TV

BBC defends use of uncensored version of 'Fairytale of New York' during Gavin and Stacey Christmas special

BBC have defended their decision to allow the use of the uncensored version of the song ‘Fairytale of New York’ during a special episode of Gavin and Stacey which aired on Christmas day.

The British broadcaster came under fire earlier this week for airing the word ‘f****t’ when it was used as part of a performance of ‘Fairytale of New York’ by The Pogues.

Nessa and Uncle Bryan sang the song during the episode, which included the slur.

In a statement to Independent.ie, a spokesperson for the broadcaster defended the use of the word.

“Fairytale of New York is a very popular, much loved Christmas song played widely throughout the festive season, and the lyrics are well established with the audience,” the spokesperson said.

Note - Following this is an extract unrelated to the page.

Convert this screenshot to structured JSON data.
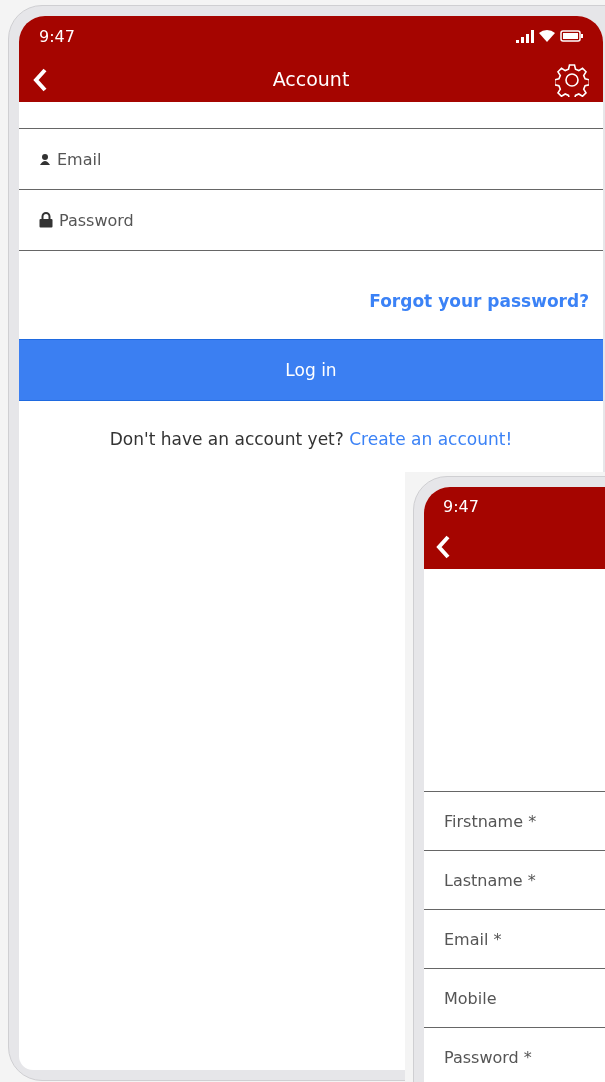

The song is also played across national and regional radio stations all over the UK every day throughout the Christmas season.

Some viewers labelled the slur as “homophobic” on social media.

Speaking to The Sun, director Ruth Jones said that a decision was made to include the word to remain “true to the characters”.

“It is a different climate. But we have to remain true to the characters, to who they were,” she told The Sun.

“Characters in Gavin and Stacey are kind and big-hearted, I believe. So I think no one is going to be intentionally hurtful.

“But by the same token, they’re not necessarily going to be completely politically correct or be aware of political correctness,” she added.

The Gavin and Stacey Christmas special pulled in the highest ratings in 12 years, totalling 11.6 million viewers.

According to the BBC, it secured nearly half of the total viewing audience for its slot.

The special picked up 10 years after the previous instalment and revealed that Gavin and Stacey (Mathew Horne and Joanna Page) now have three children, while Smithy and Nessa (James Corden and Ruth Jones) were successfully co-parenting their son, Neil.

It ended on a dramatic cliffhanger, with a marriage proposal between two major characters left unanswered.